--Je veux la posséder et non la perdre; peux-tu quelque chose pour moi?
--J'ai séduit Ève, qui était innocente et qui s'entretenait tous les jours familièrement avec Dieu même. Si ta vierge est chrétienne, sache bien que c'est moi qui ai fait crucifier Jésus-Christ.
--Donc, tu me la livreras?
--Prends cet onguent magique, tu en graisseras le seuil de sa demeure, le reste me regarde.
Voici maintenant Justine qui dort dans sa petite chambre chaste et sévère, Cyprien est à la porte murmurant des paroles sacrilèges et accomplissant d'horribles rites; Satan se glisse au chevet de la jeune fille et lui souffle des rêves voluptueux pleins de l'image de Cyprien qu'elle croit rencontrer encore au sortir de l'Église; mais cette fois elle le regarde, elle l'écoute, et il lui dit des choses qui mettent le trouble dans son coeur; tout à coup elle s'agite, elle s'éveille et fait le signe de la croix; le démon disparaît et le séducteur, qui fait sentinelle à la porte, attend inutilement toute la nuit.
Le lendemain il recommence ses évocations, et il fait d'amers reproches à son infernal complice; celui-ci avoue son impuissance. Cyprien le chasse honteusement et fait apparaître un démon d'un ordre supérieur. Le nouveau venu se transforme tour à tour en jeune fille et en beau garçon pour tenter Justine par des conseils et des caresses. La vierge va succomber, mais son bon ange l'assiste; elle joint le souffle au signe de la croix et chasse le mauvais esprit. Cyprien alors invoque le roi des enfers. Satan vient en personne. Il frappe Justine de toutes les douleurs de Job et répand une peste affreuse dans Antioche, en faisant dire aux oracles que la peste cessera quand Justine apaisera Vénus et l'amour outragés. Justine prie publiquement pour le peuple, et la peste cesse. Satan est vaincu à son tour, Cyprien le contraint d'avouer la toute-puissance du signe de la croix et le brave en se marquant de ce signe. Il abjure la magie, il est chrétien, il devient évêque et retrouve Justine dans un monastère de vierges; ils s'aiment alors du pur et durable amour de la céleste charité, la persécution les atteint; on les arrête ensemble, ils sont mis à mort le même jour et vont consommer au sein de Dieu leur mariage mystique et éternel.
La légende fait saint Cyprien évêque d'Antioche, tandis que l'histoire ecclésiastique le fait évêque de Carthage. Peu importe d'ailleurs que ce soit ou non le même. L'un est un personnage poétique, l'autre est un père de l'Église et un martyr.

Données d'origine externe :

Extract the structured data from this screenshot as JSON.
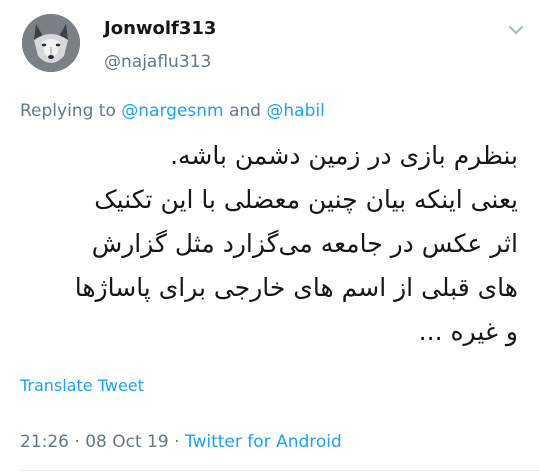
{
  "author": {
    "display_name": "Jonwolf313",
    "handle": "@najaflu313"
  },
  "reply": {
    "prefix": "Replying to ",
    "mention1": "@nargesnm",
    "conjunction": " and ",
    "mention2": "@habil"
  },
  "tweet": {
    "lines": [
      "بنظرم بازی در زمین دشمن باشه.",
      "یعنی اینکه بیان چنین معضلی با این تکنیک",
      "اثر عکس در جامعه می‌گزارد مثل گزارش",
      "های قبلی از اسم های خارجی برای پاساژها",
      "و غیره ..."
    ]
  },
  "translate_label": "Translate Tweet",
  "meta": {
    "time": "21:26",
    "separator": " · ",
    "date": "08 Oct 19",
    "separator2": " · ",
    "source": "Twitter for Android"
  },
  "colors": {
    "link": "#1da1f2",
    "secondary": "#657786",
    "text": "#14171a"
  },
  "icons": {
    "avatar": "wolf-avatar",
    "caret": "chevron-down-icon"
  }
}
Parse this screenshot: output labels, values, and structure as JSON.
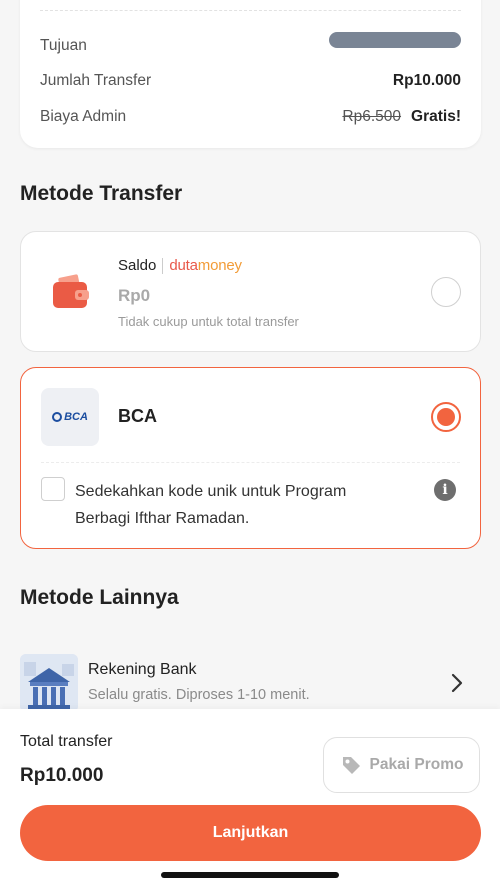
{
  "summary": {
    "rows": [
      {
        "label": "Tujuan",
        "value_redacted": true
      },
      {
        "label": "Jumlah Transfer",
        "value": "Rp10.000"
      },
      {
        "label": "Biaya Admin",
        "original_fee": "Rp6.500",
        "value": "Gratis!"
      }
    ]
  },
  "transfer_method": {
    "title": "Metode Transfer",
    "saldo": {
      "label": "Saldo",
      "brand_part1": "duta",
      "brand_part2": "money",
      "amount": "Rp0",
      "note": "Tidak cukup untuk total transfer",
      "selected": false
    },
    "bca": {
      "logo_text": "BCA",
      "name": "BCA",
      "selected": true,
      "sedekah_text": "Sedekahkan kode unik untuk Program Berbagi Ifthar Ramadan.",
      "sedekah_checked": false
    }
  },
  "other_methods": {
    "title": "Metode Lainnya",
    "items": [
      {
        "title": "Rekening Bank",
        "subtitle": "Selalu gratis. Diproses 1-10 menit.",
        "icon": "bank-building-icon"
      }
    ]
  },
  "footer": {
    "total_label": "Total transfer",
    "total_value": "Rp10.000",
    "promo_label": "Pakai Promo",
    "cta_label": "Lanjutkan"
  },
  "colors": {
    "accent": "#f2643f",
    "redaction": "#7a8595",
    "bca_blue": "#1c4ea0"
  }
}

On trouve dans les anciens grimoires une oraison attribuée au saint Cyprien de la légende et qui est peut-être du saint évêque de Carthage. Les expressions obscures et figurées dont elle est remplie, auront peut-être fait supposer qu'avant d'être évêque et chrétien, Cyprien s'était adonné aux pratiques funestes de la magie noire.
En voici la traduction:
«Moi, Cyprien, serviteur de notre Seigneur Jésus-Christ, j'ai prié Dieu le père tout-puissant, et j'ai dit: tu es le Dieu fort, mon Dieu tout-puissant qui habites dans la grande lumière! Tu es saint et digne de louange, et depuis le temps ancien, tu as vu la malice de ton serviteur et les iniquités dans lesquelles j'étais plongé par la malice du démon. Je ne savais pas alors ton vrai nom, je passais au milieu des brebis et elles étaient sans pasteur. Les nuages ne pouvaient donner leur rosée à la terre, les arbres restaient sans fruits et les femmes en travail ne pouvaient être délivrées; je liais et je ne déliais point, je liais les poissons de la mer et ils n'étaient point libres, je liais les sentiers de la mer et je retenais ensemble bien des maux. Mais maintenant, Seigneur Jésus-Christ, mon Dieu, j'ai connu ton saint nom et je l'ai aimé, et je me suis converti de tout mon coeur, de toute mon âme et de toutes mes entrailles, me détournant de la multitude de mes fautes pour marcher dans ton amour et suivant tes commandements qui sont ma foi et ma prière. Tu es le verbe de vérité, la parole unique du père, et je te conjure maintenant de rompre la chaîne des nuées et de faire descendre sur tes enfants ta pluie bienfaisante comme du lait, et de délier les fleuves et de rendre libres les créatures qui nagent ainsi que celles qui volent; je te conjure de briser toutes les chaînes et toutes les entraves par la vertu de ton saint nom!»